A Short History of AI


Symbolic AI

Artificial intelligence was proposed by a handful of pioneers from the nascent field of computer science in the 1950s. A concise definition of the field would be as follows: the effort to automate intellectual tasks normally performed by humans.

For a fairly long time, many experts believed that human-level artificial intelligence could be achieved by having programmers handcraft a sufficiently large set of explicit rules for manipulating knowledge. This approach is known as symbolic AI and was the dominant paradigm in AI from the 1950s to the late 1980s.

In the 1960s, people believe that “the problem of creating artificial intelligence will substantially be solved within a generation”. As these high expectations failed to materialize, researchers and government funds turned away from the field, marking the start of the first AI winter.

Expert Systems

In the 1980s, a new take on symbolic AI, expert systems, started gathering steam among large companies. A few initial success stories triggered a wave of investment. Around 1985, companies were spending over $1 billion each year on the technology; but by the early 1990s, these systems had proven expensive to maintain, difficult to scale, and limited in scope, and interest died down. Thus began the second AI winter.

Deep Learning: AI Hype?

Although some world-changing applications like autonomous cars are already within reach, many more are likely to remain elusive for a long time, such as believable dialogue systems, human-level machine translation across arbitrary languages, and human-level natural-language understanding. In particular, talk of human-level general intelligence shouldn’t be taken too seriously. The risk with high expectations for the short term is that, as technology fails to deliver, research investment will dry up, slowing progress for a long time.

Although we’re still in the phase of intense optimism, we may be currently witnessing the third cycle of AI hype and disappointment.

Machine Learning

In classical programming, such as symbolic AI, humans input rules (a program) and data to be processed according to these rules, and out come answers:

\begin{equation} \text{rules $+$ data} \Rightarrow \text{classical programming} \Rightarrow \text{answers} \nonumber \end{equation}

For example, an Expert System contains two main components: an inference engine and a knowledge base.

  • Expert systems require a real human expert to input knowledge (such as all steps s/he took to make the decision, and how to handle exceptions) into the knowledge base, whereas in machine learning, no such “expert” is needed.

  • The inference engine applies logical rules based on facts from the knowledge base. These rules are typically in the form of if-then statements. A flexible system would use the knowledge as an initial guide, and use the expert’s guidance to learn, based on feedback from the expert.

Machine learning arises from the question that could a computer go beyond “what we know how to order it to perform” and learn on its own how to perform a specified task? A machine-learning system is trained rather than explicitly programmed. The programming paradigm is quite different

\begin{equation} \text{data $+$ answers} \Rightarrow \text{machine learning} \Rightarrow \text{rules} \nonumber \end{equation}

Machine learning is a type of artificial intelligence. It can be broadly divided into supervised, unsupervised, self-supervised and reinforcement learning.

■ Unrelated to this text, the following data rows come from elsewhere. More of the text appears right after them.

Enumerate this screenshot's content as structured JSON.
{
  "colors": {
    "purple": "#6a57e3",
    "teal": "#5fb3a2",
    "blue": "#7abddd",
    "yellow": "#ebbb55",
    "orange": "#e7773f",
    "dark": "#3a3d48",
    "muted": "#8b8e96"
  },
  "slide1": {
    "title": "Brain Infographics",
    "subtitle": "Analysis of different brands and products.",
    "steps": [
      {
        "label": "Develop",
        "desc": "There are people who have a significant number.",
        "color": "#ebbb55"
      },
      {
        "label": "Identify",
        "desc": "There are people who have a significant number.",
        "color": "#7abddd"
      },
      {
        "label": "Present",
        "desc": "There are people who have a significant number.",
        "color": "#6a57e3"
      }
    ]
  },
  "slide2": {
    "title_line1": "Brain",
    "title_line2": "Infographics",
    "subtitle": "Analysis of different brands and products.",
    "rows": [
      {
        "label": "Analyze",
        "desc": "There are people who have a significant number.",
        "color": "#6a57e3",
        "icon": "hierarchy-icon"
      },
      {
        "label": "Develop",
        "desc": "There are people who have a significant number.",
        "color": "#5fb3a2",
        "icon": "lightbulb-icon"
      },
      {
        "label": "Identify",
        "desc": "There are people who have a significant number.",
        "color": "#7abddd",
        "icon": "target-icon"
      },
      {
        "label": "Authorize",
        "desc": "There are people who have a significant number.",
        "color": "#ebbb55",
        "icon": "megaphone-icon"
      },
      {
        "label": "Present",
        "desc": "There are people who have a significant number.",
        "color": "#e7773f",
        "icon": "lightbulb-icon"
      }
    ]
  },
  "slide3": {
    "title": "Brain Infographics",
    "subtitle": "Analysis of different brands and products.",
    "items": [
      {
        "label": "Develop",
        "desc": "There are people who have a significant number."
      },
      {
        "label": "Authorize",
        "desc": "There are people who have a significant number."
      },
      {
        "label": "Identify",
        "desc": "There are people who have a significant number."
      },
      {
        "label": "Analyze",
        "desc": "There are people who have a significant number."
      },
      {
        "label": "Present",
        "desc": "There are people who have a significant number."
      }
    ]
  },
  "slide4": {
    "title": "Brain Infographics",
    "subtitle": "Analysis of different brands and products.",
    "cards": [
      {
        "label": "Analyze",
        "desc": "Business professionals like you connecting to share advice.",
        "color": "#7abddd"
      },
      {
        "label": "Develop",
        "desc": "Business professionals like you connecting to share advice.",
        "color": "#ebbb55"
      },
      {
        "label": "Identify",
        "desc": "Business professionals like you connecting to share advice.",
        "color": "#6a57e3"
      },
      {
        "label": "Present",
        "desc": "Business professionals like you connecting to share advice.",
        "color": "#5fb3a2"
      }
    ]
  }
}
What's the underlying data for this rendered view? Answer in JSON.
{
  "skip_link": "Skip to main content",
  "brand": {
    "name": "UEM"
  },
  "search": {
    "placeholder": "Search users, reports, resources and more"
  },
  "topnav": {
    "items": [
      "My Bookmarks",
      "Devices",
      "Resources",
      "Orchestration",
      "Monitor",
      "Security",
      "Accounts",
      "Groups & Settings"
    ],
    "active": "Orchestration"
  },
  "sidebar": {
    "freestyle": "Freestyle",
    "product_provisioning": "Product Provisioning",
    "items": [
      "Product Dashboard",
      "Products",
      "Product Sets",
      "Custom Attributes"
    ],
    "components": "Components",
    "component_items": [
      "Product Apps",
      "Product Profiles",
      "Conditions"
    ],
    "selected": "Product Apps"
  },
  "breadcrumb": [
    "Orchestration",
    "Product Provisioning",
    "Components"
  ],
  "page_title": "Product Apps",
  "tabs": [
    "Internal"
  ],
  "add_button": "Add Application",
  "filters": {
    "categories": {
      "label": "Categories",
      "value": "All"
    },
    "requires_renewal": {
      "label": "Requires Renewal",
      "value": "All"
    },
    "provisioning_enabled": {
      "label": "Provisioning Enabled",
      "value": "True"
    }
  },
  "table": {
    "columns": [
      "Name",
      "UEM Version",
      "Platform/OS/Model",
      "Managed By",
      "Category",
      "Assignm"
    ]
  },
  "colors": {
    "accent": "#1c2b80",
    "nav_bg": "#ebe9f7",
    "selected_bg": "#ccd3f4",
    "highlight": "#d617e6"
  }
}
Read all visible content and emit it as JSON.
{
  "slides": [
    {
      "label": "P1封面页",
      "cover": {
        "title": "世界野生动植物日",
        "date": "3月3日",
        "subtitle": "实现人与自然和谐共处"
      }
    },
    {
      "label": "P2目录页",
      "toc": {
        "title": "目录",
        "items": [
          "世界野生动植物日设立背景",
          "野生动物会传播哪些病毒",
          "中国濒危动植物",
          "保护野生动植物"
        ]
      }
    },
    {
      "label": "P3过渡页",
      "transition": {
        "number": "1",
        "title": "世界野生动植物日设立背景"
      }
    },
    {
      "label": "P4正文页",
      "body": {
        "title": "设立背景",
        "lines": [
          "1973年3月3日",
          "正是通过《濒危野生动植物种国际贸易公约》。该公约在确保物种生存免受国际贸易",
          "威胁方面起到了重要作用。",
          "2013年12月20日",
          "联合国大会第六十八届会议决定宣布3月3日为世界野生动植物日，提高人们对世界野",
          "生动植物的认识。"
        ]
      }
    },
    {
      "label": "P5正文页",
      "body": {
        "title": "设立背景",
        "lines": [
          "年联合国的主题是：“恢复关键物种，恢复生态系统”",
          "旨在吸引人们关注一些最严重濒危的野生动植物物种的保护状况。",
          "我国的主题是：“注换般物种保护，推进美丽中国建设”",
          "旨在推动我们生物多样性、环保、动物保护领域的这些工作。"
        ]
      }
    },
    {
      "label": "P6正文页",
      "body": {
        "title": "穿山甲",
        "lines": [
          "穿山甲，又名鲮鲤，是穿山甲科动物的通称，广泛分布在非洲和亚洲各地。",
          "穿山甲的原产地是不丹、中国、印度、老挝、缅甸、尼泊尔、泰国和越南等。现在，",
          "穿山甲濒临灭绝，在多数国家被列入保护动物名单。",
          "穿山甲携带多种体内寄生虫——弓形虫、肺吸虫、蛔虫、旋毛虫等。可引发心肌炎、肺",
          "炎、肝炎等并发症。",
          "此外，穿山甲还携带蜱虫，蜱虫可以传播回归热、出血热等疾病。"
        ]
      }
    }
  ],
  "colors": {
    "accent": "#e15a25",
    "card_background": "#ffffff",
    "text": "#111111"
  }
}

  • In supervised learning, a computer is given a set of data and an expected result, and asked to find relationships between the data and the result. The computer can then learn how to predict the result when given new data. It’s by far the dominant form of deep learning today.

  • In unsupervised learning, a computer has data to play with but no expected result. It is asked to find relationships between entries in the dataset to discover new patterns.

  • Self-supervised learning is supervised learning without human-annotated labels such as autoencoders.

  • In reinforcement learning, an agent receives information about its environment and learns to choose actions that will maximize some reward. Currently, reinforcement learning is mostly a research area and hasn’t yet had significant practical successes beyond games.

Machine learning started to flourish in the 1990s and has quickly become the most popular and most successful subfield of AI.

Deep Learning

Deep learning is a specific subfield of machine learning: a new take on learning information from data that puts an emphasis on learning successive layers of increasingly meaningful representations.

The “deep” in deep learning

  • it isn’t a reference to any kind of deeper understanding achieved by the approach;

  • it stands for the idea of successive layers of representations.

Shallow learning is referring to approaches in machine learning that focus on learning only one or two layers of representations of the data.

See the deep representations learned by a 4-layer neural network for digit number 4.


The Promise

Although we may have unrealistic short-term expectations for AI, the long-term picture is looking bright. We’re only getting started in applying deep learning in real-world applications. Right now, it may seem hard to believe that AI could have a large impact on our world, because it isn’t yet widely deployed — much as, back in 1995, it would have been difficult to believe in the future impact of the internet.

Don’t believe the short-term hype, but do believe in the long-term vision. Deep learning has several properties that justify its status as an AI revolution:

  • Simplicity: Deep learning removes the need for many heavy-duty engineering preprocessing.

  • Scalability: Deep learning is highly amenable to parallelization on GPUs or TPUs. Deep-learning models are trained by iterating over small batches of data, allowing them to be trained on datasets of pretty much arbitrary size.

  • Versatility and reusability: deep-learning models can be trained on additional data without restarting from scratch. Trained deep-learning models are repurposable. For instance, it’s possible to take a deep-learning model trained for image classification and drop it into a video processing pipeline.

Deep learning has only been in the spotlight for a few years, and we haven’t yet established the full scope of what it can do.